Police officers are being despatched to scenic mountain areas to
drive away wild boars to try to prevent attacks on people.
Several sightings of the animals have been reported recently
around West Lake in Hangzhou, capital city of east China's Zhejiang
Province.
The Zhejiang Provincial Public Safety Bureau and Forestry Bureau
has now sent out special teams to keep the animals away from the
area.
It also hopes the move will help prevent wild boars, an animal
under State protection, damaging the environment.
Officials and experts are studying problems associated with wild
boars, according to Ma Jianhui, an official from the West Lake
Scenic Spots Administration Committee.
As reports of sightings and attacks of wild boar grow, they have
aroused panic among the local residents in Hangzhou recently.
On December 21, an injured wild boar was shot dead by local
police who had been hunting it for more than a week because of
fears it might attack a person due to its condition.

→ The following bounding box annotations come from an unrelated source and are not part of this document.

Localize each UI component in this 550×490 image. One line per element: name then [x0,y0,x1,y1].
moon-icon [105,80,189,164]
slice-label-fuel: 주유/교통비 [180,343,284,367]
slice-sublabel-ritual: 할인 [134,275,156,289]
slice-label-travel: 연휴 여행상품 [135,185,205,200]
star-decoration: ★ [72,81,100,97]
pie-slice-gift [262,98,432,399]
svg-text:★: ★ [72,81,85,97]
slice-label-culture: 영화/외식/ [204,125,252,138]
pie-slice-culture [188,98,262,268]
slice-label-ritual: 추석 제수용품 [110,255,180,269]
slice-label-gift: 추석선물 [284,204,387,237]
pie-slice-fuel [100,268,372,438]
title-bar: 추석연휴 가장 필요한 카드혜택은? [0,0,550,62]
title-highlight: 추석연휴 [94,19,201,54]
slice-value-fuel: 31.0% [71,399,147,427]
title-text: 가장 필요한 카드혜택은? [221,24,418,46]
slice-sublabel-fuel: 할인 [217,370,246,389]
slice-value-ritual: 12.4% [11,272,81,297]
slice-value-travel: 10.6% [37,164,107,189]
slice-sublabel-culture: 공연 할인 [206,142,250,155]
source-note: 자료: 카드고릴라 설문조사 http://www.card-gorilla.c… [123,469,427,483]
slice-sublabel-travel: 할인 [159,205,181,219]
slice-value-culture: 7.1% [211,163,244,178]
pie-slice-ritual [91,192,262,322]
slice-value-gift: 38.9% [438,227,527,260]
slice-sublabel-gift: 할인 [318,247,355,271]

Another boar bit a man last month before fleeing back into the
woods in Zhongtianzhu Hills near West Lake.
"It looked ferocious, black all over, about one metre long and
almost 100 kilograms in weight," the injured man, Fu Guozhong, was
quoted as saying.
"It knocked me over twice and I had no idea of what was going
on."
Just two days before Fu was attacked, two adult boars and four
younger ones were spotted running through a valley close to the
densely-populated downtown area.
Experts said the well-protected ecological environment near West
Lake areas has contributed to the increased number of wild boars in
recent years.
Usually boars in herds seldom attack human beings. However, a
lonely boar is irritable and aggressive, they said.